The dissenting disabled employees of Nortel have filed a leave to appeal to the Court of Appeal of Ontario to gain a last minute reprieve from the life of poverty and medical crisis they feel they will face now that their health and welfare trust (HWT) has been terminated, a move that went into affect on Jan.1, 2011.
A decision on whether the appeal will be heard is expected to come soon.
Many Canadians with disabilities live in poverty due to grossly inadequate Canada Pension Plan (CPP) disability income. A single person with a disability receives a maximum of $13,521 per year. A disabled parent with two children receives only a maximum of only $18,408 per year. Nortel disabled employees have average medical costs of $7,200, with one at $50,000 per year.
These benefits are under par when compared to benefits in the U.S. and U.K. In the U.S, a disabled person with two children gets $48, 780 per year from Social Security and the U.K. Pension Protection Fund provides for $47,509 a year.
This appeal will define whether vested pensioner life insurance benefits are the legal obligation of the employer or of the legally distinct HWT. If the court precedent is for vested pensioner life insurance benefits to be legal obligations of an HWT, 1.1 million Canadians in self-insured disability income plans had better opt out of their employer plans and seek personal disability insurance coverage.
The actuarial liabilities for disability income are always a small proportion of the total actuarial liabilities for pensioners vested life insurance benefits and disability income due to only 0.9% of the workforce is disabled. HWT’s are generally not fully funded. When deficient HWT assets are used to pay both pensioners life insurance and disability income on an HWT termination, the disabled get deeply compromised.
In his Nov. 9, 2010 decision, the Nortel Companies’ Creditors Arrangement Act judge, Justice Geoffrey Morawetz, added the following words to interpret the meaning of future benefits in the 1980 Nortel HWT Trustee Agreement termination clause: “claims that would certainly have been made in the future.” The termination clause says: “The trustee shall also determine on a sound actuarial basis the amount of money necessary to pay and satisfy all future benefits and claims to be made under the plan in respect of benefits and claims up to the date of notice of termination.”
The added words allow a lump-sum payment of $3,500 each to the 10,000 living pensioners from the HWT. The 400 disabled are left with a lump-sum settlement from the HWT that funds just 27% of their disability income until age 65, death or recovery.
The leave to appeal asks that legal interpretation of “future benefits and claims” be made in the context of “incurred claims.” Under accepted insurance and actuarial principles and practices, future benefits relate only to incurred claims for insured events that have already occurred prior to the termination of the contract. Deaths benefits for living pensioners are not incurred claims, because the insured event of death has not occurred prior to the termination of the HWT.

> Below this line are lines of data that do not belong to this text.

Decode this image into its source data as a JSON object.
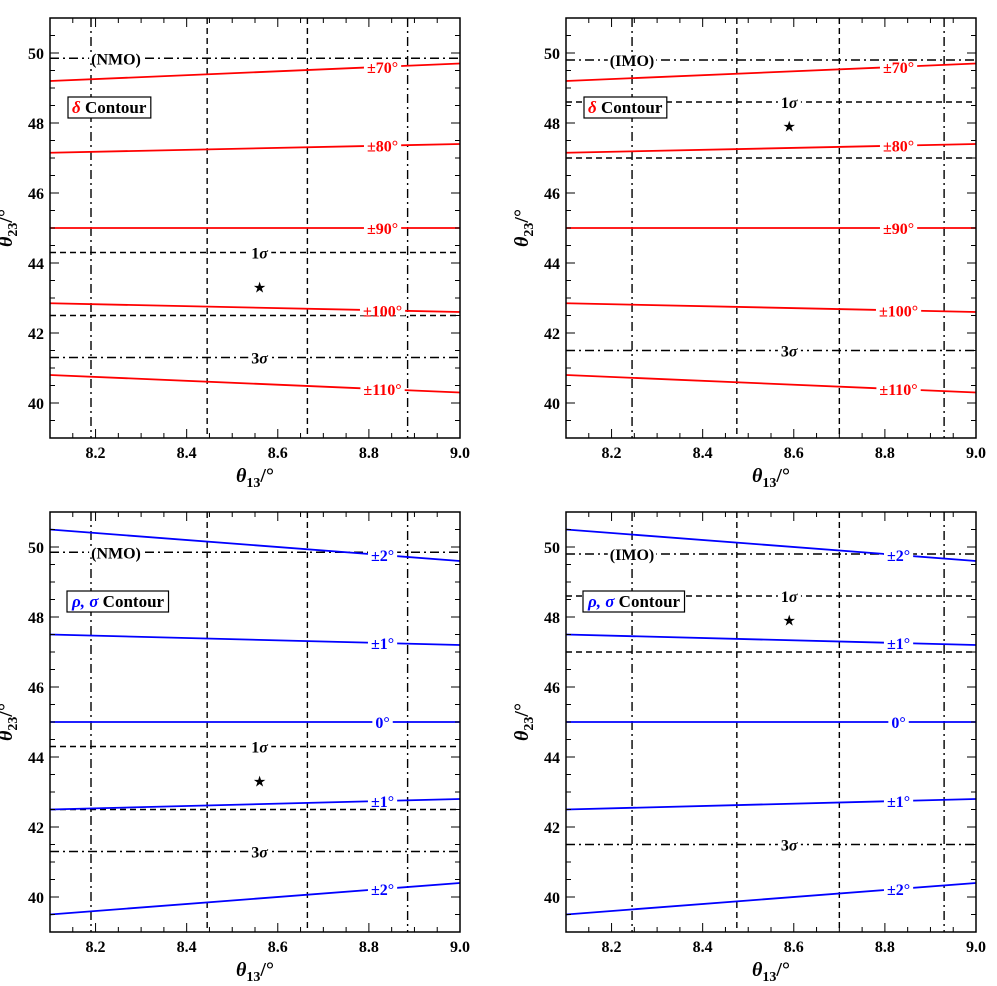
{
  "chart_data": [
    {
      "type": "line",
      "ordering": "(NMO)",
      "box_symbol": "δ",
      "box_suffix": "Contour",
      "xlabel_symbol": "θ",
      "xlabel_sub": "13",
      "xlabel_unit": "/°",
      "ylabel_symbol": "θ",
      "ylabel_sub": "23",
      "ylabel_unit": "/°",
      "xlim": [
        8.1,
        9.0
      ],
      "ylim": [
        39.0,
        51.0
      ],
      "xticks": [
        "8.2",
        "8.4",
        "8.6",
        "8.8",
        "9.0"
      ],
      "yticks": [
        "40",
        "42",
        "44",
        "46",
        "48",
        "50"
      ],
      "series_color": "#ff0000",
      "series": [
        {
          "label": "±70°",
          "x": [
            8.1,
            9.0
          ],
          "y": [
            49.2,
            49.7
          ],
          "label_x": 8.83
        },
        {
          "label": "±80°",
          "x": [
            8.1,
            9.0
          ],
          "y": [
            47.15,
            47.4
          ],
          "label_x": 8.83
        },
        {
          "label": "±90°",
          "x": [
            8.1,
            9.0
          ],
          "y": [
            45.0,
            45.0
          ],
          "label_x": 8.83
        },
        {
          "label": "±100°",
          "x": [
            8.1,
            9.0
          ],
          "y": [
            42.85,
            42.6
          ],
          "label_x": 8.83
        },
        {
          "label": "±110°",
          "x": [
            8.1,
            9.0
          ],
          "y": [
            40.8,
            40.3
          ],
          "label_x": 8.83
        }
      ],
      "h_lines": [
        {
          "y": 49.85,
          "style": "dashdot"
        },
        {
          "y": 44.3,
          "style": "dashed"
        },
        {
          "y": 42.5,
          "style": "dashed"
        },
        {
          "y": 41.3,
          "style": "dashdot"
        }
      ],
      "v_lines": [
        {
          "x": 8.19,
          "style": "dashdot"
        },
        {
          "x": 8.445,
          "style": "dashed"
        },
        {
          "x": 8.665,
          "style": "dashed"
        },
        {
          "x": 8.885,
          "style": "dashdot"
        }
      ],
      "sigma_labels": [
        {
          "text": "1σ",
          "x": 8.56,
          "y": 44.3
        },
        {
          "text": "3σ",
          "x": 8.56,
          "y": 41.3
        }
      ],
      "best_fit": {
        "x": 8.56,
        "y": 43.3
      }
    },
    {
      "type": "line",
      "ordering": "(IMO)",
      "box_symbol": "δ",
      "box_suffix": "Contour",
      "xlabel_symbol": "θ",
      "xlabel_sub": "13",
      "xlabel_unit": "/°",
      "ylabel_symbol": "θ",
      "ylabel_sub": "23",
      "ylabel_unit": "/°",
      "xlim": [
        8.1,
        9.0
      ],
      "ylim": [
        39.0,
        51.0
      ],
      "xticks": [
        "8.2",
        "8.4",
        "8.6",
        "8.8",
        "9.0"
      ],
      "yticks": [
        "40",
        "42",
        "44",
        "46",
        "48",
        "50"
      ],
      "series_color": "#ff0000",
      "series": [
        {
          "label": "±70°",
          "x": [
            8.1,
            9.0
          ],
          "y": [
            49.2,
            49.7
          ],
          "label_x": 8.83
        },
        {
          "label": "±80°",
          "x": [
            8.1,
            9.0
          ],
          "y": [
            47.15,
            47.4
          ],
          "label_x": 8.83
        },
        {
          "label": "±90°",
          "x": [
            8.1,
            9.0
          ],
          "y": [
            45.0,
            45.0
          ],
          "label_x": 8.83
        },
        {
          "label": "±100°",
          "x": [
            8.1,
            9.0
          ],
          "y": [
            42.85,
            42.6
          ],
          "label_x": 8.83
        },
        {
          "label": "±110°",
          "x": [
            8.1,
            9.0
          ],
          "y": [
            40.8,
            40.3
          ],
          "label_x": 8.83
        }
      ],
      "h_lines": [
        {
          "y": 49.8,
          "style": "dashdot"
        },
        {
          "y": 48.6,
          "style": "dashed"
        },
        {
          "y": 47.0,
          "style": "dashed"
        },
        {
          "y": 41.5,
          "style": "dashdot"
        }
      ],
      "v_lines": [
        {
          "x": 8.245,
          "style": "dashdot"
        },
        {
          "x": 8.475,
          "style": "dashed"
        },
        {
          "x": 8.7,
          "style": "dashed"
        },
        {
          "x": 8.93,
          "style": "dashdot"
        }
      ],
      "sigma_labels": [
        {
          "text": "1σ",
          "x": 8.59,
          "y": 48.6
        },
        {
          "text": "3σ",
          "x": 8.59,
          "y": 41.5
        }
      ],
      "best_fit": {
        "x": 8.59,
        "y": 47.9
      }
    },
    {
      "type": "line",
      "ordering": "(NMO)",
      "box_symbol": "ρ, σ",
      "box_suffix": "Contour",
      "xlabel_symbol": "θ",
      "xlabel_sub": "13",
      "xlabel_unit": "/°",
      "ylabel_symbol": "θ",
      "ylabel_sub": "23",
      "ylabel_unit": "/°",
      "xlim": [
        8.1,
        9.0
      ],
      "ylim": [
        39.0,
        51.0
      ],
      "xticks": [
        "8.2",
        "8.4",
        "8.6",
        "8.8",
        "9.0"
      ],
      "yticks": [
        "40",
        "42",
        "44",
        "46",
        "48",
        "50"
      ],
      "series_color": "#0000ff",
      "series": [
        {
          "label": "±2°",
          "x": [
            8.1,
            9.0
          ],
          "y": [
            50.5,
            49.6
          ],
          "label_x": 8.83
        },
        {
          "label": "±1°",
          "x": [
            8.1,
            9.0
          ],
          "y": [
            47.5,
            47.2
          ],
          "label_x": 8.83
        },
        {
          "label": "0°",
          "x": [
            8.1,
            9.0
          ],
          "y": [
            45.0,
            45.0
          ],
          "label_x": 8.83
        },
        {
          "label": "±1°",
          "x": [
            8.1,
            9.0
          ],
          "y": [
            42.5,
            42.8
          ],
          "label_x": 8.83
        },
        {
          "label": "±2°",
          "x": [
            8.1,
            9.0
          ],
          "y": [
            39.5,
            40.4
          ],
          "label_x": 8.83
        }
      ],
      "h_lines": [
        {
          "y": 49.85,
          "style": "dashdot"
        },
        {
          "y": 44.3,
          "style": "dashed"
        },
        {
          "y": 42.5,
          "style": "dashed"
        },
        {
          "y": 41.3,
          "style": "dashdot"
        }
      ],
      "v_lines": [
        {
          "x": 8.19,
          "style": "dashdot"
        },
        {
          "x": 8.445,
          "style": "dashed"
        },
        {
          "x": 8.665,
          "style": "dashed"
        },
        {
          "x": 8.885,
          "style": "dashdot"
        }
      ],
      "sigma_labels": [
        {
          "text": "1σ",
          "x": 8.56,
          "y": 44.3
        },
        {
          "text": "3σ",
          "x": 8.56,
          "y": 41.3
        }
      ],
      "best_fit": {
        "x": 8.56,
        "y": 43.3
      }
    },
    {
      "type": "line",
      "ordering": "(IMO)",
      "box_symbol": "ρ, σ",
      "box_suffix": "Contour",
      "xlabel_symbol": "θ",
      "xlabel_sub": "13",
      "xlabel_unit": "/°",
      "ylabel_symbol": "θ",
      "ylabel_sub": "23",
      "ylabel_unit": "/°",
      "xlim": [
        8.1,
        9.0
      ],
      "ylim": [
        39.0,
        51.0
      ],
      "xticks": [
        "8.2",
        "8.4",
        "8.6",
        "8.8",
        "9.0"
      ],
      "yticks": [
        "40",
        "42",
        "44",
        "46",
        "48",
        "50"
      ],
      "series_color": "#0000ff",
      "series": [
        {
          "label": "±2°",
          "x": [
            8.1,
            9.0
          ],
          "y": [
            50.5,
            49.6
          ],
          "label_x": 8.83
        },
        {
          "label": "±1°",
          "x": [
            8.1,
            9.0
          ],
          "y": [
            47.5,
            47.2
          ],
          "label_x": 8.83
        },
        {
          "label": "0°",
          "x": [
            8.1,
            9.0
          ],
          "y": [
            45.0,
            45.0
          ],
          "label_x": 8.83
        },
        {
          "label": "±1°",
          "x": [
            8.1,
            9.0
          ],
          "y": [
            42.5,
            42.8
          ],
          "label_x": 8.83
        },
        {
          "label": "±2°",
          "x": [
            8.1,
            9.0
          ],
          "y": [
            39.5,
            40.4
          ],
          "label_x": 8.83
        }
      ],
      "h_lines": [
        {
          "y": 49.8,
          "style": "dashdot"
        },
        {
          "y": 48.6,
          "style": "dashed"
        },
        {
          "y": 47.0,
          "style": "dashed"
        },
        {
          "y": 41.5,
          "style": "dashdot"
        }
      ],
      "v_lines": [
        {
          "x": 8.245,
          "style": "dashdot"
        },
        {
          "x": 8.475,
          "style": "dashed"
        },
        {
          "x": 8.7,
          "style": "dashed"
        },
        {
          "x": 8.93,
          "style": "dashdot"
        }
      ],
      "sigma_labels": [
        {
          "text": "1σ",
          "x": 8.59,
          "y": 48.6
        },
        {
          "text": "3σ",
          "x": 8.59,
          "y": 41.5
        }
      ],
      "best_fit": {
        "x": 8.59,
        "y": 47.9
      }
    }
  ]
}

Justice Geoffrey Morawetz’s Nov. 9, 2010 Nortel HWT decision conflicts with Canada Revenue Agency (CRA) rules for HWTs. The income tax act has had a clause since 1979, of no tax deduction for employer contributions paying for life insurance beyond the current year. The Nortel HWT has always had pensioners’ group one-year term life insurance policies that are automatically terminated upon Nortel’s receivership or bankruptcy. CRA ruling documents clearly say that HWT’s have no liability for future life insurance premiums and must not have a permanent surplus.
On the other hand, future disability income is part of the incurred claim from the onset of disability before the HWT’s termination. According to a 1979 CRA interpretation bulletin, a self-insured disability wage loss replacement plan is to operate on insurance principles and like “an insurance plan.” So, the HWT does have a legal obligation to pay the future income of the disabled beneficiaries.
The 1998 Canadian Pacific Railway law case reinforces that HWT assets funding future disability income are not a contingent reserve, but a legal obligation.
It is surprising that income tax act rules for HWTs, which are a CRA defined vehicle, have been ignored by Justice Geoffrey Morawetz and the counsel representing the employer, court monitor, pensioners, and the disabled and continuing employees.
The appeal will clarify whether income tax rules for HWTs and insurance and actuarial principles and practices may be ignored in the interpretation of HWT trustee agreements.
Diane A. Urquhart is an independent financial analyst working as a financial expert in class actions, bankruptcy proceedings and governments hearings on legislative reform and regulatory enforcement of securities, pension plans and health and welfare trusts.